Polls were quiet around the region yesterday, but turnout was heavy for a state primary thanks in large part to mail-in voting.
Among the local winners was Stephen Xiarhos, who beat out Sandwich resident Thomas Keyes in the Republican primary for the Fifth Barnstable District. Xiarhos is a former police officer with the Yarmouth department.
He will face off against Democrat James Devers in November. Devers ran unopposed in the primary.
Both are vying for the seat held by Republican Randy Hunt, who decided against running this year after nearly a decade representing Sandwich, Bourne, and parts of Plymouth and Barnstable.
Mark Forest and Sheila Lyons were the winners in the Democratic primary to become a Barnstable County Commissioner. Cheryl Andrews conceded to the two Democrats Tuesday night.
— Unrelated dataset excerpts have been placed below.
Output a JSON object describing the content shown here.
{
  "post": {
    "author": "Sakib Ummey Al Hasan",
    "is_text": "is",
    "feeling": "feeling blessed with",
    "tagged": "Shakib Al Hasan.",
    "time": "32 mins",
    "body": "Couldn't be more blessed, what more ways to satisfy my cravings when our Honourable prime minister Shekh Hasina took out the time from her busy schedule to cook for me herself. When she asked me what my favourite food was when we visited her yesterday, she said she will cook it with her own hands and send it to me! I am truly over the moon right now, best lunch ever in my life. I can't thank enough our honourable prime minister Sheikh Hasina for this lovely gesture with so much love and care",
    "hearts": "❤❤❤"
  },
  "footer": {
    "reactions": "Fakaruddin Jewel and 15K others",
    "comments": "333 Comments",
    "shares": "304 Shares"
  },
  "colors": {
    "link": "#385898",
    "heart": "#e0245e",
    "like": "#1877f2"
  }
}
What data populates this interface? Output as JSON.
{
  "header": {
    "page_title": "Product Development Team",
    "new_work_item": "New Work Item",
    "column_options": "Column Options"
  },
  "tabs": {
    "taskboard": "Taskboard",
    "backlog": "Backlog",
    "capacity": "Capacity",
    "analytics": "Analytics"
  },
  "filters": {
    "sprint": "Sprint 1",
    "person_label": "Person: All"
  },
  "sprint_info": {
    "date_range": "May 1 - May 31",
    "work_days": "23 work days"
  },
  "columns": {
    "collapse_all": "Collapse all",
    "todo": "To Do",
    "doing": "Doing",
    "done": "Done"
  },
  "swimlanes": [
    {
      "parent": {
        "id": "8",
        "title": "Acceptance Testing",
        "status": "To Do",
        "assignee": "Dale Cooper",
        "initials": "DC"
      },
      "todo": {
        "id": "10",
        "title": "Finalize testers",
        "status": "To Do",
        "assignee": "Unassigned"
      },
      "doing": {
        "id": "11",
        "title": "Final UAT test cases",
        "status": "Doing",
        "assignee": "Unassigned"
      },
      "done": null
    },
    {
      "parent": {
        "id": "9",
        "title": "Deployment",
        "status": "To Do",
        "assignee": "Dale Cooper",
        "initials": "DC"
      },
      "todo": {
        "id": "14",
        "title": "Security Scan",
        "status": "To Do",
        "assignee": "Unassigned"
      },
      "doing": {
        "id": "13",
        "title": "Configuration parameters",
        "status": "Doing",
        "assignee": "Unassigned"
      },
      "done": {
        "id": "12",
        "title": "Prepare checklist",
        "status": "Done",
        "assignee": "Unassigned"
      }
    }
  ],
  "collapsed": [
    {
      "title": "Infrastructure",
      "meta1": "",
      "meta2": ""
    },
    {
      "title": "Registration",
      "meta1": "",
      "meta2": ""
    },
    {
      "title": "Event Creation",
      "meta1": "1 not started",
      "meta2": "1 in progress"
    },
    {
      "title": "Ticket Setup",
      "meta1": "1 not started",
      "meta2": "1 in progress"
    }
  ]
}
Lyons, a former County Commissioner, and Forest, a Yarmouth selectman, will face off against Republic Ron Beaty of Barnstable in November. All three are vying for two seats, after Mary Pat Flynn of Falmouth chose not to seek reelection.
Speaking to CAI Wednesday morning, both Forest and Lyons both say that helping families, individuals and businesses through the pandemic will be a priority for them if elected.
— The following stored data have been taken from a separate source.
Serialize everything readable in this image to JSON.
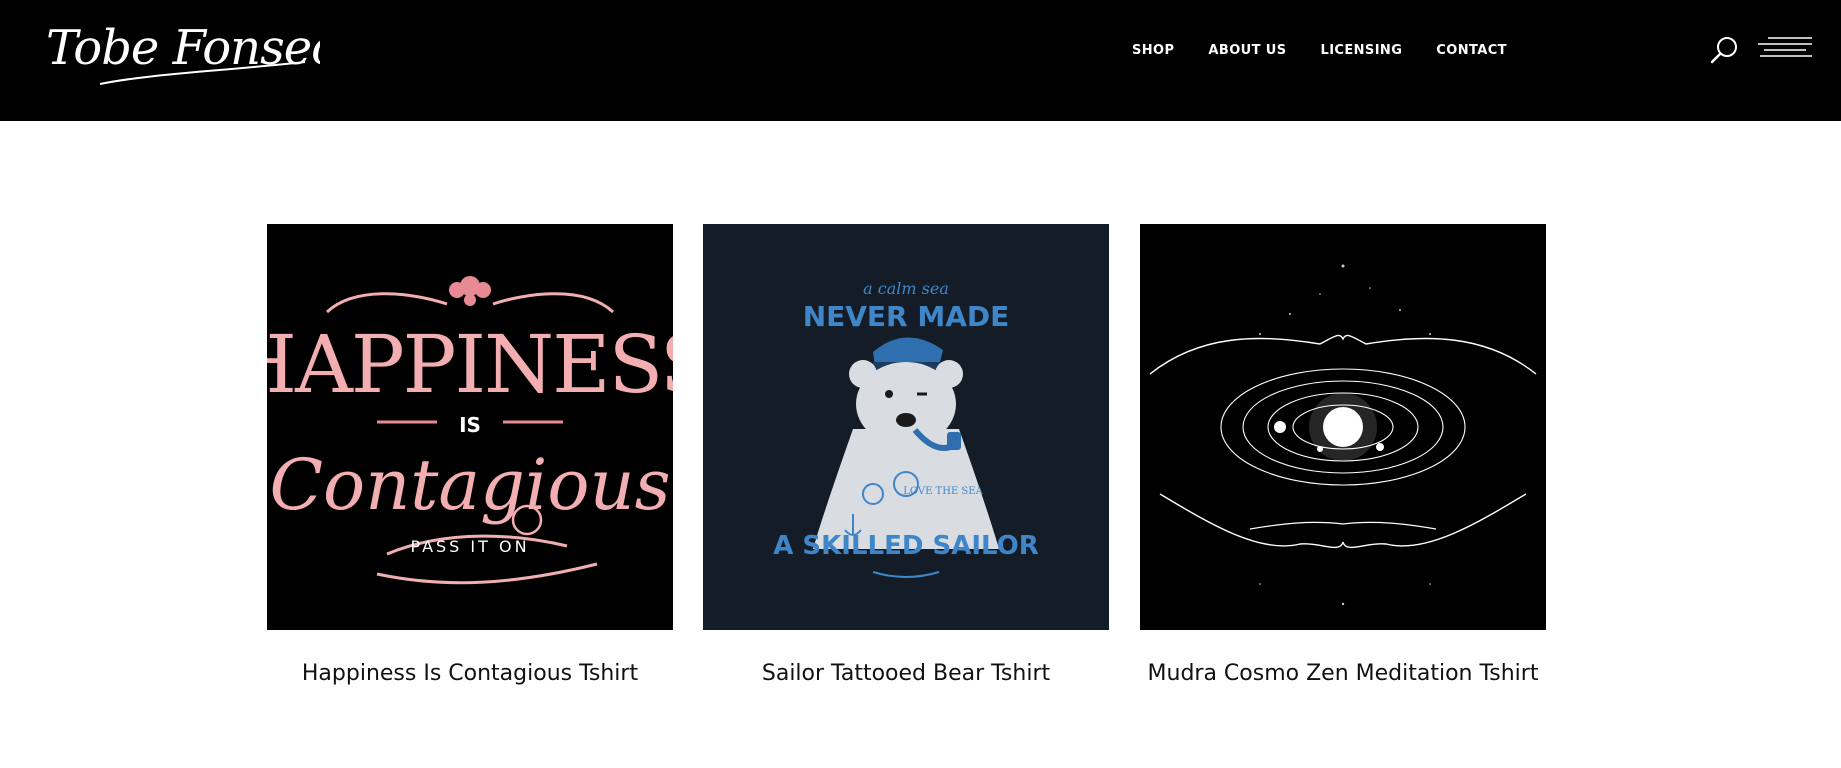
{
  "header": {
    "logo_text": "Tobe Fonseca",
    "background": "#000000"
  },
  "nav": {
    "items": [
      {
        "label": "SHOP"
      },
      {
        "label": "ABOUT US"
      },
      {
        "label": "LICENSING"
      },
      {
        "label": "CONTACT"
      }
    ],
    "search_icon": "search-icon",
    "menu_icon": "hamburger-menu-icon"
  },
  "products": [
    {
      "title": "Happiness Is Contagious Tshirt",
      "art": {
        "background": "#000000",
        "accent": "#f2aeb0",
        "word1": "HAPPINESS",
        "word2": "IS",
        "word3": "Contagious",
        "tagline": "PASS IT ON"
      }
    },
    {
      "title": "Sailor Tattooed Bear Tshirt",
      "art": {
        "background": "#141d27",
        "accent": "#3f86c9",
        "line1": "a calm sea",
        "line2": "NEVER MADE",
        "line3": "A SKILLED SAILOR",
        "tattoo": "LOVE THE SEA"
      }
    },
    {
      "title": "Mudra Cosmo Zen Meditation Tshirt",
      "art": {
        "background": "#000000",
        "accent": "#ffffff"
      }
    }
  ]
}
Also, Massachusetts residents voted incumbent Ed Markey back to represent Democrats in the race for the US Senate. Markey beat challenger Joe Kennedy with 55 percent of the vote, according to the Associated Press.
State Rep. Dylan Fernandes, State Sen. Julian Cyr, and U.S. Rep. Bill Keating all ran unopposed on the Democratic ballot.
Locally, polls were mostly quiet on Tuesday, but turnout was high.
In some towns, like Sandwich, nearly a quarter of registered voters cast ballots by mail. It's the first time mail in voting was used in a state primary.
Almost 70 percent of the vote turned out in Yarmouth, and 43 percent turned out in Falmouth.
For election workers and some voters that come out in person, it was oddly quiet at the polls Tuesday.
That was the case for election warden Rick Lawrence in Sandwich. He said that volunteers with the town clerks office took steps to make voting safe in the era of COVID-19, but it was still quiet.
“It's odd. Very strange," Lawrence said. "This is obviously our new reality.”
Others turning out Tuesday said that they had either never gotten around to filing out the vote-by-mail paperwork, or didn't trust that their ballot would arrive at town hall in time to be counted.